A tag is treated as a first-class object and is unique across TagPacks. That
implies that the same label (e.g., Internet Archive
) can be assigned several
times to the same address (e.g., 1Archive1n2C579dMsAu3iC6tWzuQJz8dN
),
typically by different parties.
Since TagPacks are essentially files pushed to some Git repository, they can be
uniquely identified by their Git URI
(e.g., https://github.com/graphsense/graphsense-tagpacks/blob/master/packs/demo.yaml
).
The URI identifier of a TagPack is set in config.yaml
in the root folder of each TagPack.
In config.yaml
, the base URI and the Cassandra keyspace are specified:
baseURI: https://github.com/graphsense/graphsense-tagpacks
targetKeyspace: tagpacks
Permitted fields and categorization information can be defined by
adding them to the schema file (schema.yaml
) of a TagPack repository.
That file also defines supported categories and possible forms of abuses.
fields:
header:
- title
- creator
- description
- tags
tag:
- address
- label
- source
- currency
- category
- lastmod
- abuse
categories:
- Exchange
- Wallet Service
- Miner
- Marketplace
- Gambling
- Mixing Service
- Other
- Unspecified
abuses:
- Scam
- Sextortion
- Hack
- Ransomware
- Ponzi Scheme
Please note that additional fields must also be considered in the schema
definition (./packs/schema_tagpacks.yaml
) when needed for further processing.
Step 1: Fork this repository
Step 2: Add your TagPacks to the folder packs
Step 3: Validate your TagPack ./scripts/tag_pack_tool.py validate packs/demo.yaml
Step 4: Contribute them to GraphSense public TagPack collection by submitting a pull request
All pull requests will be reviewed by the GraphSense core development team and only be accepted if the following conditions are met:
1.) None of the tags contains personally identifiable information (PII)

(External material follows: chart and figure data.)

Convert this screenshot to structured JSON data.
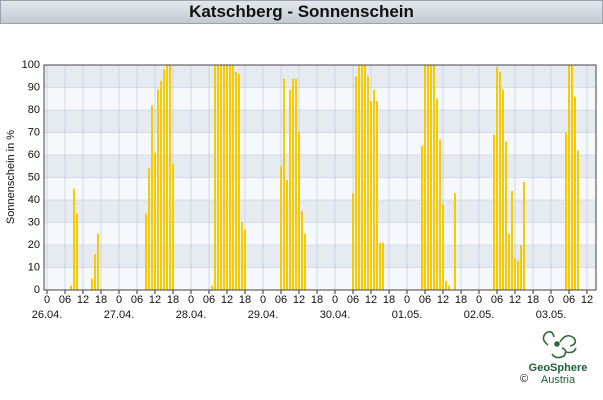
{
  "chart_data": {
    "type": "bar",
    "title": "Katschberg - Sonnenschein",
    "y_label": "Sonnenschein in %",
    "color": "#f5cc00",
    "grid": true,
    "x": [
      8,
      9,
      10,
      15,
      16,
      17,
      33,
      34,
      35,
      36,
      37,
      38,
      39,
      40,
      41,
      42,
      55,
      56,
      57,
      58,
      59,
      60,
      61,
      62,
      63,
      64,
      65,
      66,
      78,
      79,
      80,
      81,
      82,
      83,
      84,
      85,
      86,
      102,
      103,
      104,
      105,
      106,
      107,
      108,
      109,
      110,
      111,
      112,
      125,
      126,
      127,
      128,
      129,
      130,
      131,
      132,
      133,
      134,
      136,
      149,
      150,
      151,
      152,
      153,
      154,
      155,
      156,
      157,
      158,
      159,
      173,
      174,
      175,
      176,
      177
    ],
    "values": [
      2,
      45,
      34,
      5,
      16,
      25,
      34,
      54,
      82,
      61,
      89,
      93,
      98,
      100,
      100,
      56,
      2,
      100,
      100,
      100,
      100,
      100,
      100,
      100,
      97,
      96,
      30,
      27,
      55,
      94,
      49,
      89,
      94,
      94,
      70,
      35,
      25,
      43,
      95,
      100,
      100,
      100,
      95,
      84,
      89,
      84,
      21,
      21,
      64,
      100,
      100,
      100,
      100,
      85,
      67,
      38,
      4,
      2,
      43,
      69,
      99,
      97,
      89,
      66,
      25,
      44,
      14,
      13,
      20,
      48,
      70,
      100,
      100,
      86,
      62
    ],
    "xlim": [
      -1,
      183
    ],
    "ylim": [
      0,
      100
    ],
    "yticks": [
      0,
      10,
      20,
      30,
      40,
      50,
      60,
      70,
      80,
      90,
      100
    ],
    "xticks": [
      0,
      {
        "value": 6,
        "label": "06"
      },
      {
        "value": 12,
        "label": "12"
      },
      {
        "value": 18,
        "label": "18"
      },
      {
        "value": 24,
        "label": "0"
      },
      {
        "value": 30,
        "label": "06"
      },
      {
        "value": 36,
        "label": "12"
      },
      {
        "value": 42,
        "label": "18"
      },
      {
        "value": 48,
        "label": "0"
      },
      {
        "value": 54,
        "label": "06"
      },
      {
        "value": 60,
        "label": "12"
      },
      {
        "value": 66,
        "label": "18"
      },
      {
        "value": 72,
        "label": "0"
      },
      {
        "value": 78,
        "label": "06"
      },
      {
        "value": 84,
        "label": "12"
      },
      {
        "value": 90,
        "label": "18"
      },
      {
        "value": 96,
        "label": "0"
      },
      {
        "value": 102,
        "label": "06"
      },
      {
        "value": 108,
        "label": "12"
      },
      {
        "value": 114,
        "label": "18"
      },
      {
        "value": 120,
        "label": "0"
      },
      {
        "value": 126,
        "label": "06"
      },
      {
        "value": 132,
        "label": "12"
      },
      {
        "value": 138,
        "label": "18"
      },
      {
        "value": 144,
        "label": "0"
      },
      {
        "value": 150,
        "label": "06"
      },
      {
        "value": 156,
        "label": "12"
      },
      {
        "value": 162,
        "label": "18"
      },
      {
        "value": 168,
        "label": "0"
      },
      {
        "value": 174,
        "label": "06"
      },
      {
        "value": 180,
        "label": "12"
      }
    ],
    "date_ticks": [
      {
        "value": 0,
        "label": "26.04."
      },
      {
        "value": 24,
        "label": "27.04."
      },
      {
        "value": 48,
        "label": "28.04."
      },
      {
        "value": 72,
        "label": "29.04."
      },
      {
        "value": 96,
        "label": "30.04."
      },
      {
        "value": 120,
        "label": "01.05."
      },
      {
        "value": 144,
        "label": "02.05."
      },
      {
        "value": 168,
        "label": "03.05."
      }
    ]
  },
  "footer": {
    "copyright": "©",
    "brand": "GeoSphere",
    "brand_sub": "Austria"
  }
}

2.) All tags originate from public sources
3.) All tags provide a dereferenceable pointer to their origin
TagPacks not fulfilling above criteria can be maintained in some private Git repositories.
Ensure that there is a keyspace tagpacks
in your local Cassandra instance.
./scripts/create_tagpack_schema.sh
Put your TagPacks in the packs
subfolder and validate and ingest them:
./scripts/tag_pack_tool.py validate -f <root_folder1> [<root_folder2> ...]
./scripts/tag_pack_tool.py ingest -f <root_folder1> [<root_folder2> ...]
<root_folder1>
is your TagPack folder (default: this folder), but it
can be set to another TagPack folder with different config.yaml
and packs
(e.g., private data). A list of arguments is also supported, in case
multiple TagPacks folders need to be validated and ingested.
When ingesting TagPacks, you can specify the batch size to improve performances
with the -b
parameter (default is 500).
After ingesting new TagPacks you should re-run the graphsense-transformation job in order to propagate newly added tags over all computation steps.